Behind the scenes, Ratkay said, there was no rhyme or reason as to where things were stored or left. It was common for deliveries of cola to come through the dock and be left in a hallway and for an empty food cart to be parked in front of an elevator. After the building officially opened in January 2018, Ratkay said, there wasn’t time to organize the space — it seemed there was always another event on the horizon that took staff’s attention.
When the pandemic put a pause on events, Ratkay saw the perfect opportunity. “I wanted to take advantage of the freedom and the space,” he said. “That was when I was able to come down into an area, like near the loading dock, and I could clear it out and get all the cleaning supplies, scrub the floor really well, and prepare to color code the floor with tape.”
Knowing he’d spend the next several months on his knees applying large strips of primary-colored tape to the cement floors, Ratkay retrieved his old skateboarding knee pads from his parents’ house in Niles, Michigan, and purchased all the materials he’d need. Then he scoped out the building’s floor plans to map out the system.
Nick and Mick (Jagger)
From March 2020 through that summer, Ratkay seemed to have the 400,000-square-foot Duncan Student Center to himself. While listening to the Rolling Stones at full volume on a Bluetooth speaker, he got to work.
Here’s how the color coding works: Yellow tape represents spaces to keep clear for a pathway; red and white checkered indicates a space reserved for something fire-related, such as a fire extinguisher; yellow and black represent a hazard; green means temporary storage; white is permanent storage; and so on. The system keeps walkways clear of obstructions and helps staff from different departments locate their stored items.

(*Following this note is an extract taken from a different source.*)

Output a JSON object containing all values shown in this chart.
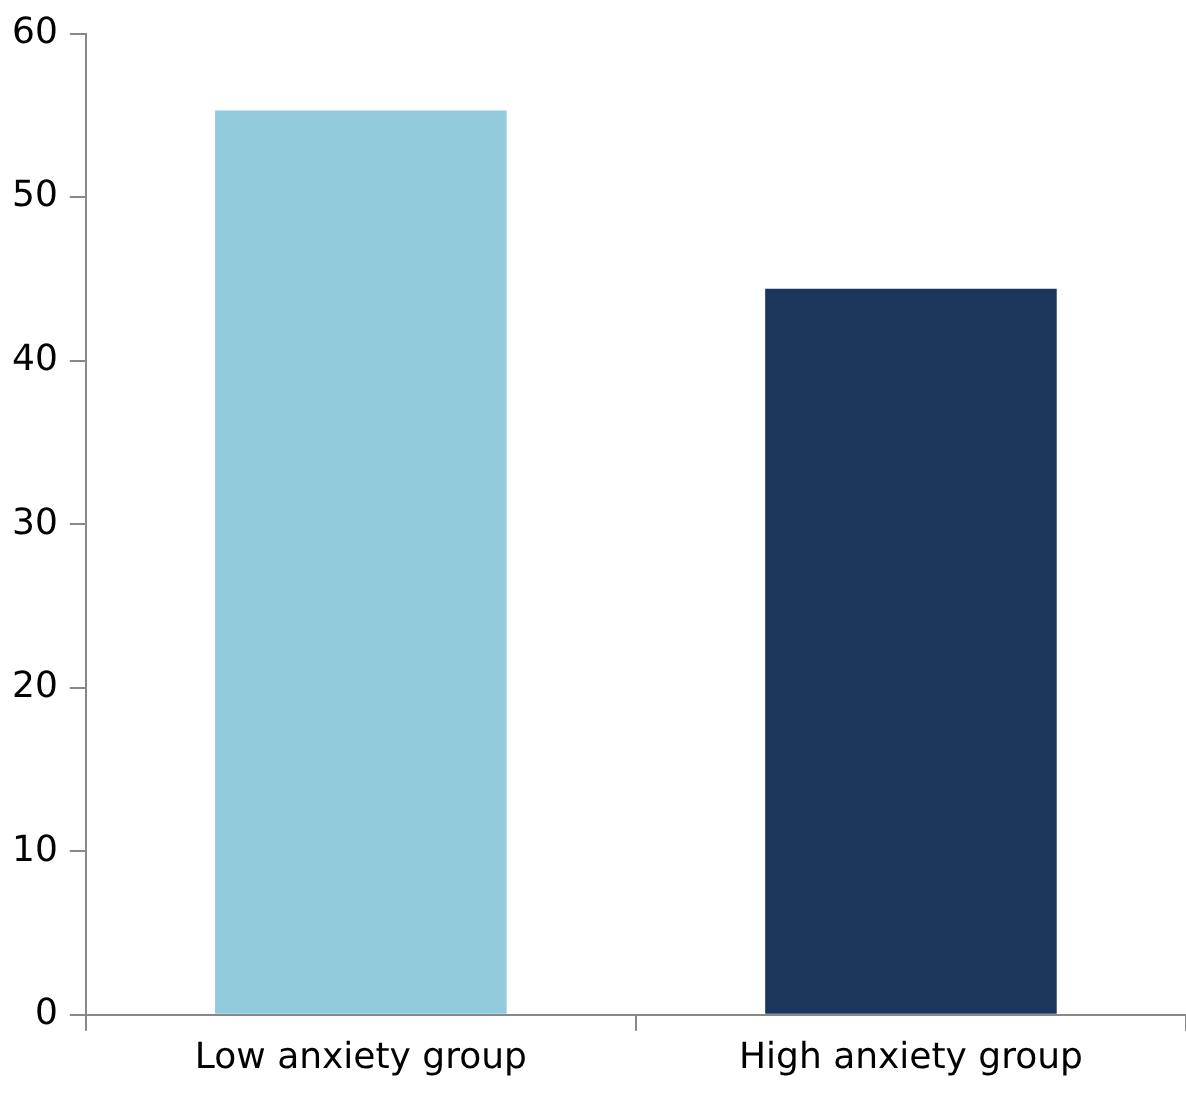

Besides using colored tape, Ratkay found other ways to make the space neater and help direct employees. For instance, large items such as banquet chairs and dining carts are labeled and lined into distinct, alphabetical rows. As structured as this sounds, Ratkay’s system allows for flexibility. The tape is easy to pull up and the signs are re-printable.

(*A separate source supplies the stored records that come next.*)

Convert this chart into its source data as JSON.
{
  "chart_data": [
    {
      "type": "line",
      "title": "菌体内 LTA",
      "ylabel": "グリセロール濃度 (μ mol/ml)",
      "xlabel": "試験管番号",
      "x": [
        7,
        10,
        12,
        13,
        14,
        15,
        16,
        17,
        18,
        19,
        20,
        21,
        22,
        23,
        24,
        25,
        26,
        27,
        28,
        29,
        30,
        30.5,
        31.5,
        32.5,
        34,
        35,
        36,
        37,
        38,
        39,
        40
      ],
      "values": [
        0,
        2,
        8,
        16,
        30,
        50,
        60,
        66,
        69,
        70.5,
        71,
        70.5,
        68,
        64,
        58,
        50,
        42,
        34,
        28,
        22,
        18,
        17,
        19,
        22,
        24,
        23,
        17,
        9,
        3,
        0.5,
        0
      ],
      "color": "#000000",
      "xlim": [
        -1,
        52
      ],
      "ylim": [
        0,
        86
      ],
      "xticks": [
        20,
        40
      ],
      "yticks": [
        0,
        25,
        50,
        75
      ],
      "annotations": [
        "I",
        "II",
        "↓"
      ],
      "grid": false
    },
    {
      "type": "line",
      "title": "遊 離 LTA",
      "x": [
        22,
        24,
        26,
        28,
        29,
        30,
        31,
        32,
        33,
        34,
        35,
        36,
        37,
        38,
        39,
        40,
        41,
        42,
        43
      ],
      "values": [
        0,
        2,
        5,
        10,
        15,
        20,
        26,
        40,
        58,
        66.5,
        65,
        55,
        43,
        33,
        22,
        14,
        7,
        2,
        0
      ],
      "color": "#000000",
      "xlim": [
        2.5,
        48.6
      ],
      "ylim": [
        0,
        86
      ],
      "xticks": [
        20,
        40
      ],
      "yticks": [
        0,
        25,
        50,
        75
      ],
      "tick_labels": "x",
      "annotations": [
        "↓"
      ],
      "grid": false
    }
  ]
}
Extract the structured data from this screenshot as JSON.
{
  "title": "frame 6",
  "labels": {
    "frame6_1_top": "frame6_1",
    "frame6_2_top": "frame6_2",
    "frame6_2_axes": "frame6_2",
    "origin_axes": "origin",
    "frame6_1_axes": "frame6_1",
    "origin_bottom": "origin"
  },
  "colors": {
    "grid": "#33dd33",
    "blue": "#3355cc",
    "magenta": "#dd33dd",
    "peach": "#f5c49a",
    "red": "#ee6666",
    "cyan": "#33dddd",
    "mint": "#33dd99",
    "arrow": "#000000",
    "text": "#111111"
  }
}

Ratkay replicated the system at Corbett Family Hall, which flanks the east side of the stadium.
“Because of the uniqueness of the architecture, what worked at Duncan didn’t necessarily translate over to Corbett. In Corbett, the spaces are a bit smaller. So you couldn’t just take the blueprint from Duncan and repeat the same process over in Corbett. There were certainly times I remember where I really just felt like, ‘Oh my gosh, I’ve got so much more to do.’ And you just have to kind of work through it,” he said. It took Ratkay from March to October 2020 to complete the project.
Ratkay hopes to apply the 5S program to other parts of campus — specifically, inside the stadium itself. Expanding the project would greatly benefit the University, Ratkay said, because the system “cuts labor costs and makes people more productive and efficient.”
His work got him noticed by the Office of Risk Management and Safety, where he now works as a safety specialist.
Remarkably enough, Ratkay was originally drawn to work at the University out of his interest in theology. He holds a Master of Arts in theology, with a concentration in sacred scripture and Church history, from Saint John’s University in Minnesota and is pursuing a predoctoral master’s in theology through Saint John’s.
When asked what the next step in his career might be, he said, “Honestly, I don’t want to leave the University at all. I’m happy being here.”
Contributing to that happiness is a side job with the McGrath Institute for Church Life, where he is able to apply his theology knowledge. In the evenings, he facilitates online theological courses for the institute’s STEP program. He has also taken several courses at Notre Dame since arriving, including graduate-level theology classes and two summer German courses. In the future, he hopes to use the University’s educational benefits to pursue another master’s degree here.